Bruno could tell he had gone all the way into it since Monday when he had the Plato book. “Nothing,” Bruno said. “Nobody knows. Do they?”
“What do you think? You must have talked a great deal with Guy about it.”
“Not particularly. Not at all. Why?”
“Because murder interests you so much.”
“What do you mean, murder interests me so much?”
“Oh, come, Charles, if I didn’t know from you, I’d know that much from your father!” Gerard said in a rare burst of impatience.
Bruno started to reach for a cigarette and stopped. “I talked with him about it,” he said quietly, respectfully. “He doesn’t know anything. He didn’t even know his wife very well then.”
“Who do you think did it? Did you ever think Mr. Haines might have arranged it? Were you interested maybe in how he’d done it and gotten away with it?” At his ease again, Gerard leaned back with his hands behind his head, as if they were talking about the good weather that day.
“Of course I don’t think he arranged it,” Bruno replied. “You don’t seem to realize the caliber of the person you’re talking about.”
“The only caliber ever worth considering is the gun’s, Charles.” Gerard picked up his telephone. “As you’d be the first to tell me probably.—Have Mr. Haines come in, will you?”
Bruno jumped a little, and Gerard saw it. Gerard watched him in silence as they listened to Guy’s footsteps coming closer in the hall. He had expected Gerard would do this, Bruno told himself. So what, so what, so what?
Guy looked nervous, Bruno thought, but his usual air of being nervous and in a hurry covered it. He spoke to Gerard, and nodded to Bruno.
Gerard offered him his remaining chair, a straight one. “My whole purpose in asking you to come down here, Mr. Haines, is to ask you a very simple question. What does Charles talk with you about most of the time?” Gerard offered Guy a cigarette from a pack that must have been years old, Bruno thought, and Guy took it.

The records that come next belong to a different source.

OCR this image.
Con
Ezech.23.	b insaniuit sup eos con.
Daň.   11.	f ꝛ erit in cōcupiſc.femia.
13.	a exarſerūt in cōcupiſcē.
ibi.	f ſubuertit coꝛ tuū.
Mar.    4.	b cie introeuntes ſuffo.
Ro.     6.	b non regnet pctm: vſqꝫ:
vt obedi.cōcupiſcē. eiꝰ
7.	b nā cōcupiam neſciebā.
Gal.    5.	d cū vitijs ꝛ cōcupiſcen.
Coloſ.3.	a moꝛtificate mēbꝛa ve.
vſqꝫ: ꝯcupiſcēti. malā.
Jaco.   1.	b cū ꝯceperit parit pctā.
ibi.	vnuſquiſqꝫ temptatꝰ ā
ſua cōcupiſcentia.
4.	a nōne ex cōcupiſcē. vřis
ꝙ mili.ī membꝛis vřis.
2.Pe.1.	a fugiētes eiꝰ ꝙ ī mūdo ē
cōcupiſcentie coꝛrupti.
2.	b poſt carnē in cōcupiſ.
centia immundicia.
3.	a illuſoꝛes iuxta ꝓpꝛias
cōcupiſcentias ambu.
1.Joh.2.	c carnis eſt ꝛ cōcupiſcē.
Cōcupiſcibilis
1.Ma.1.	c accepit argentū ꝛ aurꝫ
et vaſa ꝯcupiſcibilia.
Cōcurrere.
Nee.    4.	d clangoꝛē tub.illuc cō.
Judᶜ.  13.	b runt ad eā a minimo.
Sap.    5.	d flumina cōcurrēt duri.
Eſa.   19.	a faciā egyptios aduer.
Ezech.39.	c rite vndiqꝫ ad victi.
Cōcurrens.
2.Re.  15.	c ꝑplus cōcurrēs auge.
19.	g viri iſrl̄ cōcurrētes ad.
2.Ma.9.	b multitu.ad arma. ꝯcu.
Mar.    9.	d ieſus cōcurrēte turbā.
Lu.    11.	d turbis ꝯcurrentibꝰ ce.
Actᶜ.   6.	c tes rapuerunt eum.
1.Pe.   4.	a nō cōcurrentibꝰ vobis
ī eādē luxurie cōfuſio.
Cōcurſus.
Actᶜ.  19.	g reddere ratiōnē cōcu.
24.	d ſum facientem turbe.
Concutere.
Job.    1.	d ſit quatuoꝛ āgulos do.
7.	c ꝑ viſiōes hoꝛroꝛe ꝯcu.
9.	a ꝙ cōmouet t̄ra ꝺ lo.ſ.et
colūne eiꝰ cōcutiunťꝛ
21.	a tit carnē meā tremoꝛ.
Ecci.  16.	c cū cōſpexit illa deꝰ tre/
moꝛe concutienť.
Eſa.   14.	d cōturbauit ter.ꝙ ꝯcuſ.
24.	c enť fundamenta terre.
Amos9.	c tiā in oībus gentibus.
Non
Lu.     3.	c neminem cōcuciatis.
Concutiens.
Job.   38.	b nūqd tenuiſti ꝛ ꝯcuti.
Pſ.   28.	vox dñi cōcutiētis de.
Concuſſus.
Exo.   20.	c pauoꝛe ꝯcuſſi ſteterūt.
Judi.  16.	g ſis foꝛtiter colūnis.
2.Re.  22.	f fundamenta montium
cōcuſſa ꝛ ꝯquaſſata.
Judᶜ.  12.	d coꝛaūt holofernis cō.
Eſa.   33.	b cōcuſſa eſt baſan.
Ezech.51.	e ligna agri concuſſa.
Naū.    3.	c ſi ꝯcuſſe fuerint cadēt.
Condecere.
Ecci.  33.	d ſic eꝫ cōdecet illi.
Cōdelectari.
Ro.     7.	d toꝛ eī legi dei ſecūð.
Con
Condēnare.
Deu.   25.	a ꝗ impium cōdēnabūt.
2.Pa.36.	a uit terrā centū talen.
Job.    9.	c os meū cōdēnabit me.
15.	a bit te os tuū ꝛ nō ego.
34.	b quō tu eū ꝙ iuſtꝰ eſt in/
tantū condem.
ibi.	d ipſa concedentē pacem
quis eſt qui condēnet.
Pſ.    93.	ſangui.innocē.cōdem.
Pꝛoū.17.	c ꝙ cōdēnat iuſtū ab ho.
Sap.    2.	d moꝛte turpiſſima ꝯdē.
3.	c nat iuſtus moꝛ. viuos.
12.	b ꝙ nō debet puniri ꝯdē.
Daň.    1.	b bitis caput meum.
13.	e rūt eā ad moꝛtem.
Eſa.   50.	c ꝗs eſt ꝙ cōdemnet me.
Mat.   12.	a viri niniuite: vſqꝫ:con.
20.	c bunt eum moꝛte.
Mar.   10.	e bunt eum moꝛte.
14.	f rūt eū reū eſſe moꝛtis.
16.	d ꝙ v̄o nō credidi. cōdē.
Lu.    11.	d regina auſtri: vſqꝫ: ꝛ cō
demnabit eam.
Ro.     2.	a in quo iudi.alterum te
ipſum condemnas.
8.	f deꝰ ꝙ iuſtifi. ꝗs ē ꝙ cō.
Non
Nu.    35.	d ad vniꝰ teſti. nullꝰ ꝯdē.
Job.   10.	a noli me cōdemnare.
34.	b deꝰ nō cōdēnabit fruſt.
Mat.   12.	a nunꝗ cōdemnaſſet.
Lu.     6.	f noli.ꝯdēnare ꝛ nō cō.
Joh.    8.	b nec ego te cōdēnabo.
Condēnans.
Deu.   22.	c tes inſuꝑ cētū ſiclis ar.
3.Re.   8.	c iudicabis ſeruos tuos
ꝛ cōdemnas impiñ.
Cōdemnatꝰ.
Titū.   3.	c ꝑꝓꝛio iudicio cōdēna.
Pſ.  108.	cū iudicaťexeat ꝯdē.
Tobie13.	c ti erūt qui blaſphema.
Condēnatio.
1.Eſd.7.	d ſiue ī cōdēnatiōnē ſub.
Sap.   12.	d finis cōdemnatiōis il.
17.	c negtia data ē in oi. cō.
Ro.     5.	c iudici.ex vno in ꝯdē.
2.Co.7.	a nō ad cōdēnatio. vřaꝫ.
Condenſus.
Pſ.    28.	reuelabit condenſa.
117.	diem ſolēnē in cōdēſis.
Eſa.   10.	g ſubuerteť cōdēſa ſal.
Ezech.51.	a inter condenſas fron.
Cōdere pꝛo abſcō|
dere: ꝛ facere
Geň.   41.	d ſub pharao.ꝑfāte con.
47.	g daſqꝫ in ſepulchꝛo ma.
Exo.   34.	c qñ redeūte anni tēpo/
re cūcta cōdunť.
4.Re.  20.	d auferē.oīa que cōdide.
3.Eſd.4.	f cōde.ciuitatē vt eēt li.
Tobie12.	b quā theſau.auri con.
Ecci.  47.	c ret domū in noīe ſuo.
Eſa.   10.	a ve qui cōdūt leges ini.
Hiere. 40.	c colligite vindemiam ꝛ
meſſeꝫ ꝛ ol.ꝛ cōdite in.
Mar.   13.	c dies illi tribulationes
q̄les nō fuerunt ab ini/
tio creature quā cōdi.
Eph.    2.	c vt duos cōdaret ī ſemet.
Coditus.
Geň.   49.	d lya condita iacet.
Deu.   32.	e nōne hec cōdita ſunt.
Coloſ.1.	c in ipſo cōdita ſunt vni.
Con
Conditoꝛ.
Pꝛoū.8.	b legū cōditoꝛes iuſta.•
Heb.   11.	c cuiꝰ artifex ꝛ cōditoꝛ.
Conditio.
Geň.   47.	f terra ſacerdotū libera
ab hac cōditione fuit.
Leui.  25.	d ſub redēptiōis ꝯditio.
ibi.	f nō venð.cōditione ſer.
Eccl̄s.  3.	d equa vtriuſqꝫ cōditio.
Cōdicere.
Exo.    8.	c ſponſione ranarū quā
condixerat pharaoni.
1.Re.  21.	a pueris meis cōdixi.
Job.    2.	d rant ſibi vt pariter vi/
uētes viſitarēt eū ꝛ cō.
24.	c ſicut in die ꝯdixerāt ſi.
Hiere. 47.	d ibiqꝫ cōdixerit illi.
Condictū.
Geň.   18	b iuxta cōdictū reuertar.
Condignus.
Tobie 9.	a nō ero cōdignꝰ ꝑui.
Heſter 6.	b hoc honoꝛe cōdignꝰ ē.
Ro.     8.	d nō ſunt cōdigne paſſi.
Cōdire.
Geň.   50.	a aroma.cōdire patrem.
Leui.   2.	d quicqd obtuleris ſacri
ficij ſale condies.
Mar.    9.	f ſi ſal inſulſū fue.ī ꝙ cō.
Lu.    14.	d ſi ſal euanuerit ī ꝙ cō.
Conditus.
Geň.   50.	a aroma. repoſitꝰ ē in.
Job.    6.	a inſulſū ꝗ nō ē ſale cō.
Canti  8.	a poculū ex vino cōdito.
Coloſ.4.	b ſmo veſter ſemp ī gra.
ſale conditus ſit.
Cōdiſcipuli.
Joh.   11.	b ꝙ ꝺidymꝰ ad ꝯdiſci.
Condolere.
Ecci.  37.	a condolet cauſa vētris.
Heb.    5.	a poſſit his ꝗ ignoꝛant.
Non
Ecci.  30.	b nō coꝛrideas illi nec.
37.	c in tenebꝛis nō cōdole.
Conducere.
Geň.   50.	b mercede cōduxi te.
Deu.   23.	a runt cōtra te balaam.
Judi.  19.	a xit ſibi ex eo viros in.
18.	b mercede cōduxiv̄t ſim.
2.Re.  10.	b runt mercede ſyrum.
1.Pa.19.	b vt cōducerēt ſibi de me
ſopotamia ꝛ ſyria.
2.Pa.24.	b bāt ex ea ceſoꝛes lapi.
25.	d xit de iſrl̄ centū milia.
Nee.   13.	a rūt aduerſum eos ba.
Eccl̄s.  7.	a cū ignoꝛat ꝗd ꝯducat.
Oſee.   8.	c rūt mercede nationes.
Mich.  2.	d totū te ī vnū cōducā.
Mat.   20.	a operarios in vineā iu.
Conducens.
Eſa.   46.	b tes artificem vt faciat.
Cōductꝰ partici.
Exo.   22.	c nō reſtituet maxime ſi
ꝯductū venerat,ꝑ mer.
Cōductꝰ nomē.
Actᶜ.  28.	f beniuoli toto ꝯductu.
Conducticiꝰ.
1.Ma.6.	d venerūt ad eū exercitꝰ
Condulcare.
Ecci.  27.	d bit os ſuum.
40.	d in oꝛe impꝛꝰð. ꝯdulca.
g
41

Bruno saw Guy’s eyebrows draw together with the look of irritation that was exactly appropriate. “He’s talked to me now and then about the Palmyra Club,” Guy replied.
“And what else?”
Guy looked at Bruno. Bruno was nibbling, so casually the action seemed nonchalant, at a fingernail of the hand that propped his cheek. “Can’t really say,” Guy answered.
“Talked to you about your wife’s murder?”
“Yes.”
“How does he talk to you about the murder?” Gerard asked kindly. “I mean your wife’s murder.”
Guy felt his face flush. He glanced again at Bruno, as anybody might, he thought, as anybody might in the presence of a discussed party who is being ignored. “He often asked me if I knew who might have done it.”
“And do you?”
“No.”
“Do you like Charles?” Gerard’s fat fingers trembled slightly, incongruously. They began playing with a match cover on his desk blotter.
Guy thought of Bruno’s fingers on the train, playing with the match cover, dropping it onto the steak. “Yes, I like him,” Guy answered puzzledly.